Théâtre Jean-Deschamps archicomble, hier soir, pour se gondoler avec Jamel Debbouze dont le spectacle, sans se prendre pour un manifsete, déconstipe une époque passablement tendue.
Peut-être faudrait-il songer à appeler Jamel Debbouze « docteur ». Car son spectacle, présenté hier devant un théâtre Jean-Deschamps plein comme une voiture-chameau en partance pour Marrakech début juillet sur l'A9, administre une sacrée dose de décontractant à une France agitée par les spasmes racistes qui nous polluent l'altruisme et l'envie de découvrir l'autre, le différent. En un mot, l'étranger.
Après un tour de chauffe assuré de main de maître par un futur cador du stand-up - Malik Bentalha, fortiche dans la repartie, l'improvisation face à l'imprévu, le jeu avec le public - Jamel entre sur une vieille tuerie, Old School des New-Yorkais de LL Cool J. Comme un poing-claque derrière la nuque.
Pas de chichis de mise en scène chez Jamel. Un tabouret haut, une table de bistrot pour accueillir la bouteille d'eau qu'il vient siroter de temps à autre. C'est que le type a de quoi se déshydrater, en une heure quarante de tchatche sans temps mort. Mais l'essentiel est ailleurs. Le titre du spectacle annonce la couleur : Tout sur Jamel.
Vive la France
On a donc droit à tout ou presque. Ce que l'on attend de lui sur la forme, comme l'habituel « Ta gueule » aboyé en réponse au premier spectateur criant « Jamel ». Ou bien cet art consommé de s'adapter au public local en chambrant tour à tour la légende de Dame Carcass et Jean-Claude Pérez, le maire dont il demande : « Qu'est-ce qu'il a fait, Jean-Claude Pérez, à part des châteaux forts ? » Mouche à chaque fois. On a surtout droit à des choses bien plus profondes, que Jamel fait passer en maniant à la fois l'humour (sur soi) et l'ironie (sur les autres). Haut-parleur de la banlieue, du relégué, de l'immigré, bref de la France d'en-bas qu'aujourd'hui on combat par peur, il peint avec bienveillance un tableau de la France d'aujourd'hui dont il rassemble les morceaux qu'en haut on voudrait éparpiller façon puzzle. De l'enfance à Trappes avec foutage de bordel au collège et désopilante description de la mère de Nicolas Anelka rebaptisée « Le cyclope des Antilles » jusqu'au choc des cultures de son mariage mixte, son message apparaît en filigrane : et si on rigolait de nos différences.
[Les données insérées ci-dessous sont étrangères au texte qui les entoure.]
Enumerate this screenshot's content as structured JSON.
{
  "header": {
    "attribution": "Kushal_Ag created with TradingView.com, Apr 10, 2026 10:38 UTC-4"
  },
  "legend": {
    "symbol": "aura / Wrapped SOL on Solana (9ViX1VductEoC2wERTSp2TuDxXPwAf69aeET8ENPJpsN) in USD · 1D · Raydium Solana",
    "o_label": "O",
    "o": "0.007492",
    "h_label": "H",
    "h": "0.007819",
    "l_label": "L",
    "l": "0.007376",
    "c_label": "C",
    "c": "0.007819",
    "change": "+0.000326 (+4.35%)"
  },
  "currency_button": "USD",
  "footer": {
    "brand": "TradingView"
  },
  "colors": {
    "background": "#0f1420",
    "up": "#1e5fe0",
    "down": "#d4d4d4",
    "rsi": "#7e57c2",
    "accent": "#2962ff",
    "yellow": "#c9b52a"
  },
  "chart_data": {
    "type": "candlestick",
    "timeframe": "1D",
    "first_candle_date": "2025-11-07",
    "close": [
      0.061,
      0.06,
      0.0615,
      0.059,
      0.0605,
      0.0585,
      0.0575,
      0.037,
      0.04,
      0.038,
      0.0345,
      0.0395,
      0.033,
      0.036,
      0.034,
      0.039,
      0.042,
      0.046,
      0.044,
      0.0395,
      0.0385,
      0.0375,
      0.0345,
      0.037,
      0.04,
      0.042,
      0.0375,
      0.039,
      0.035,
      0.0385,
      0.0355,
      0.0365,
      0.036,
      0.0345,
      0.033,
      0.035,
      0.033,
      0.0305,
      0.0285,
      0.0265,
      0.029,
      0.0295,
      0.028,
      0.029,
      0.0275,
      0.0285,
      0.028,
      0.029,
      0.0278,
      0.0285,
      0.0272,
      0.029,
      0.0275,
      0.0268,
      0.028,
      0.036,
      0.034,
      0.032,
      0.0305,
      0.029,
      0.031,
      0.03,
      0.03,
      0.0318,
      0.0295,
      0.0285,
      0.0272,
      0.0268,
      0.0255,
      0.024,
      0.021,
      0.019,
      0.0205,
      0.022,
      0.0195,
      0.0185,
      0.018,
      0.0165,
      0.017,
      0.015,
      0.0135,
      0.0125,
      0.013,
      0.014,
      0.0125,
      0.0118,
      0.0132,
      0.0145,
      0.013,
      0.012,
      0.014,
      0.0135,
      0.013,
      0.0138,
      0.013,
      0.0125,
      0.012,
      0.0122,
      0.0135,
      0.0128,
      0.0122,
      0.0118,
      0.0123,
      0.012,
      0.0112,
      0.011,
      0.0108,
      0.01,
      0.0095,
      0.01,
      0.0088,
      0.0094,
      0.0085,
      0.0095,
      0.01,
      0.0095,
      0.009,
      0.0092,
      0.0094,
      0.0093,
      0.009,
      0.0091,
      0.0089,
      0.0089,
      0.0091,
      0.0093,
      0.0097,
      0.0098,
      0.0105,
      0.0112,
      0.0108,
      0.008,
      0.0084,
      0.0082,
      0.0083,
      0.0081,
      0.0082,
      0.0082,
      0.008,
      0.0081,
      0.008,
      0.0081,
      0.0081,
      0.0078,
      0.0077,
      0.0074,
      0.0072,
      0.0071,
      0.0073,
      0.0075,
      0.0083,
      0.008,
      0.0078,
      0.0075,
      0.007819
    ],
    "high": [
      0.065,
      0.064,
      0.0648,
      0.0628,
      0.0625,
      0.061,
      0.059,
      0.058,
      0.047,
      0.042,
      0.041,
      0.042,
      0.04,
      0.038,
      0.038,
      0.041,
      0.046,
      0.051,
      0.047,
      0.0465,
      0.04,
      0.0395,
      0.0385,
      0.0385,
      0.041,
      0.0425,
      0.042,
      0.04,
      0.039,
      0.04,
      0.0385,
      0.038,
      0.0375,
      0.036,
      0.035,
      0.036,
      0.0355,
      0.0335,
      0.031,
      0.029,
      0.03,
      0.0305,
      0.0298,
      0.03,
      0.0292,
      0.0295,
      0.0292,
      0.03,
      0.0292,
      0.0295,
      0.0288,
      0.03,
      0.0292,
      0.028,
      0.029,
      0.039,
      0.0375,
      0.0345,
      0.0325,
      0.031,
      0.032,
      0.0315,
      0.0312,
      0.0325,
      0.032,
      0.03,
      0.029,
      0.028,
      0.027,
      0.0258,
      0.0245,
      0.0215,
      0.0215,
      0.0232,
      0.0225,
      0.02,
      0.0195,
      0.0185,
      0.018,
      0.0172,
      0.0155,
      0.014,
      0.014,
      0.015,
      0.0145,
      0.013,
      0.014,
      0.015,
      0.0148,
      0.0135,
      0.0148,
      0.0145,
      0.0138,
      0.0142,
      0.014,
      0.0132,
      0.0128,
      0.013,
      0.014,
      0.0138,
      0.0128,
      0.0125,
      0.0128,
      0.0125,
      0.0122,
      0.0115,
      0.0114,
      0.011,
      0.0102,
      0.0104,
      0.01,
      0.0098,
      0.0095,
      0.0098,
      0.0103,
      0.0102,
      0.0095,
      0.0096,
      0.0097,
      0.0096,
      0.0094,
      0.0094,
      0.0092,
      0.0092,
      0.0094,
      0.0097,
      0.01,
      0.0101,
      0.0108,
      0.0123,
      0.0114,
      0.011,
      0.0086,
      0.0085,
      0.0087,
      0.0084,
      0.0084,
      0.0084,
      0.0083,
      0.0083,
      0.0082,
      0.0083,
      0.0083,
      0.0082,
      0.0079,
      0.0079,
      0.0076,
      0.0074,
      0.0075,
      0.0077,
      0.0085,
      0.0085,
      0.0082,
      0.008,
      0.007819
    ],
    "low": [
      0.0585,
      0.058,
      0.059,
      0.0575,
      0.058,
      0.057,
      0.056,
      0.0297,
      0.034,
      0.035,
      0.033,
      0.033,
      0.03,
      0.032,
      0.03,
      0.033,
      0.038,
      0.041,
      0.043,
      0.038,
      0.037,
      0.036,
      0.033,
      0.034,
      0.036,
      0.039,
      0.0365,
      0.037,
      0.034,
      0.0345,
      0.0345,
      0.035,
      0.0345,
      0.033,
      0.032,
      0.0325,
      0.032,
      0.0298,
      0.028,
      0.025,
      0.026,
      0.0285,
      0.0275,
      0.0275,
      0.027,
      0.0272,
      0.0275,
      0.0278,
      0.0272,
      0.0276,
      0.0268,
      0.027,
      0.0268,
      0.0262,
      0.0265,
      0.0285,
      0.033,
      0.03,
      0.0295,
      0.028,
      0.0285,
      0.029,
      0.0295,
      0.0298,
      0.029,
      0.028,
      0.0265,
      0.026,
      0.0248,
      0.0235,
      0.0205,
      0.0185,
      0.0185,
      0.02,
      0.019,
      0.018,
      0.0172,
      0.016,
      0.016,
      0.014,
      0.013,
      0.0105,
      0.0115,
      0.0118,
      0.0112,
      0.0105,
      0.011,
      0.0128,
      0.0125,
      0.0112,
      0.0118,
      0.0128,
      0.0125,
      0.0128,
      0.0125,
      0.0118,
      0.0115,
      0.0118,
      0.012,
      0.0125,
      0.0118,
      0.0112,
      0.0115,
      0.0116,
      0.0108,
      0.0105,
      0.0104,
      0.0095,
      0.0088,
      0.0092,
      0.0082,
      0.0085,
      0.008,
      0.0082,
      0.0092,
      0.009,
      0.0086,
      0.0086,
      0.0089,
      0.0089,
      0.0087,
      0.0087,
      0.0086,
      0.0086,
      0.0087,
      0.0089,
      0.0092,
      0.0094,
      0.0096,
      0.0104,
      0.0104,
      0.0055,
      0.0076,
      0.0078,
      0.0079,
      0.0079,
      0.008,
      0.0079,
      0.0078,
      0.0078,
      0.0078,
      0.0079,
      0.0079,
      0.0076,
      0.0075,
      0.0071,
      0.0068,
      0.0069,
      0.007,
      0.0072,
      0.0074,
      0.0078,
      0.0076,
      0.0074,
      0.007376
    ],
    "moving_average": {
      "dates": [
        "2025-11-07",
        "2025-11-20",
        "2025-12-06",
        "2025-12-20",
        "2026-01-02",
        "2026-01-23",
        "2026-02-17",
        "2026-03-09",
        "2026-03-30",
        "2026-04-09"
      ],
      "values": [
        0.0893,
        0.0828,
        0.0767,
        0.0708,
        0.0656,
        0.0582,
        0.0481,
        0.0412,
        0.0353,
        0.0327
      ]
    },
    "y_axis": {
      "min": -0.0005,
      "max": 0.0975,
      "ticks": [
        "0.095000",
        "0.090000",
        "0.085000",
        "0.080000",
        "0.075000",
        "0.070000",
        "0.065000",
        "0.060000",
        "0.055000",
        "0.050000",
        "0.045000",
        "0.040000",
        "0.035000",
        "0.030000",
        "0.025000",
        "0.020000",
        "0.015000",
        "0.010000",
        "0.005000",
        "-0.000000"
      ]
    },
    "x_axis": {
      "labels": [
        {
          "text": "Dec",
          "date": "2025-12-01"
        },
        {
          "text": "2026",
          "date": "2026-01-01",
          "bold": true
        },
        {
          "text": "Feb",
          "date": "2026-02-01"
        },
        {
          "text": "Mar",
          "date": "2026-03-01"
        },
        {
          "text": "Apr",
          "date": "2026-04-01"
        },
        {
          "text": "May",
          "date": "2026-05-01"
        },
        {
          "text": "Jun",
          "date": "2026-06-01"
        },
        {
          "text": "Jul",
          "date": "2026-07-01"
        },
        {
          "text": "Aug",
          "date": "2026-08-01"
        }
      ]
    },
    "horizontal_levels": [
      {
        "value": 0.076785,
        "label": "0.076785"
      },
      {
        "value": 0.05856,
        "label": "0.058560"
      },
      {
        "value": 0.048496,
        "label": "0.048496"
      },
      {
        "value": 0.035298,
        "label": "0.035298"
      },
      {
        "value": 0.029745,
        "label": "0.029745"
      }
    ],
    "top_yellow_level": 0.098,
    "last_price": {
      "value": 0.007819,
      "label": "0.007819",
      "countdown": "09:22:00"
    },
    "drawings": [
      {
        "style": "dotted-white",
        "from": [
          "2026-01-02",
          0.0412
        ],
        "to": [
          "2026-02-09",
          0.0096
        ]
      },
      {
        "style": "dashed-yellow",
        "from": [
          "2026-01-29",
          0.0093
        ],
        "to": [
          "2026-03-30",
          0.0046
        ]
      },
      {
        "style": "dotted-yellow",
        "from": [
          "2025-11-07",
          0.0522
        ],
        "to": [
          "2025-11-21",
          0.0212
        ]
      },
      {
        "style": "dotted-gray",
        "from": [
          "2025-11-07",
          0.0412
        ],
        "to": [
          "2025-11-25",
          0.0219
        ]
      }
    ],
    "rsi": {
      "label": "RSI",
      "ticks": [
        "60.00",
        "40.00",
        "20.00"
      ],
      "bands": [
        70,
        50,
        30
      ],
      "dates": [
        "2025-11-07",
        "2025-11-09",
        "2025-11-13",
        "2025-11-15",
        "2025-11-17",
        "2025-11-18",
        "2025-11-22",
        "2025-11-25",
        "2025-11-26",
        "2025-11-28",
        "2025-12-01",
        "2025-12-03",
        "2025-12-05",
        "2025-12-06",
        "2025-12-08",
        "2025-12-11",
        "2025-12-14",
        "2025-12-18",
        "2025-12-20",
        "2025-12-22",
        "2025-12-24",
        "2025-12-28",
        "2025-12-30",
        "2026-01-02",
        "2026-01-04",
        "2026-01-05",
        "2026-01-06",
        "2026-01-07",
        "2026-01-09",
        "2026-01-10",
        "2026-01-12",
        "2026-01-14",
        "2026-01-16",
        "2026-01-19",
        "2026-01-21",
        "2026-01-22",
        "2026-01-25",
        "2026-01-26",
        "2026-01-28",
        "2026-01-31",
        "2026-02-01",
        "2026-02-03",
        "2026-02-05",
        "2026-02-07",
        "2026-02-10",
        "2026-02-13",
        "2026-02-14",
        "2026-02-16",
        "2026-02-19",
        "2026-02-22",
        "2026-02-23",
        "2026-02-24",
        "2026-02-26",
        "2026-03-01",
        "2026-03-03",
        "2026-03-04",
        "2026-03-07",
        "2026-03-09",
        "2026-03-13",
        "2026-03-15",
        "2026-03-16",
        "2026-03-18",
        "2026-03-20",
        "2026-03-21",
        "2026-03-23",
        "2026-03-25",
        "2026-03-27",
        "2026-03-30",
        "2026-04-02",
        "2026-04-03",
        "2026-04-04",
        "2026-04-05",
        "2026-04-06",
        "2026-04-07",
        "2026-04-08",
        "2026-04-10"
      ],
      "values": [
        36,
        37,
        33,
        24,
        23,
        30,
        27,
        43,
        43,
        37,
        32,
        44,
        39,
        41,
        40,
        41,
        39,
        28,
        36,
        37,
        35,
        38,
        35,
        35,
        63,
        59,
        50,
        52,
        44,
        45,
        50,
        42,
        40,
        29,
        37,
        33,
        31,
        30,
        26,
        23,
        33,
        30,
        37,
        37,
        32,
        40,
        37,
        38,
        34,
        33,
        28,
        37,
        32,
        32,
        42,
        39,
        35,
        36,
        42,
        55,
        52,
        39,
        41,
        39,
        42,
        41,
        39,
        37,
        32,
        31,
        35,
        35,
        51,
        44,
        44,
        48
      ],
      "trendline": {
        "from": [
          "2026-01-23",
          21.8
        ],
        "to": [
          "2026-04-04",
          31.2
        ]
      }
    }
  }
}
La politique, les politiques, les religions, le football, l'équipe de France en Afrique du Sud, le décrochage scolaire, le théâtre, l'amour, la famille, le bonobo DSK, les traditions… Jamel déconstipe tous les sujets. Les désamorce et ce qu'on attend de l'humour. On aime moins le petit couplet frontal et épidermique contre Sarkozy qui n'apporte pas grand-chose au propos. N'empêche, au bout d'un rappel, heureux comme le gosse qu'il est, Jamel exulte, demande à ce qu'on rallume la salle pour voir une dernière fois la gueule réjouie des convives dit son bonheur de voir le nuancier de couleurs qui composent le public, et par-dessus tout « toutes les générations qui rient ensemble ». Avant de lancer en point final un « Vive la France ! » auquel on s'associe.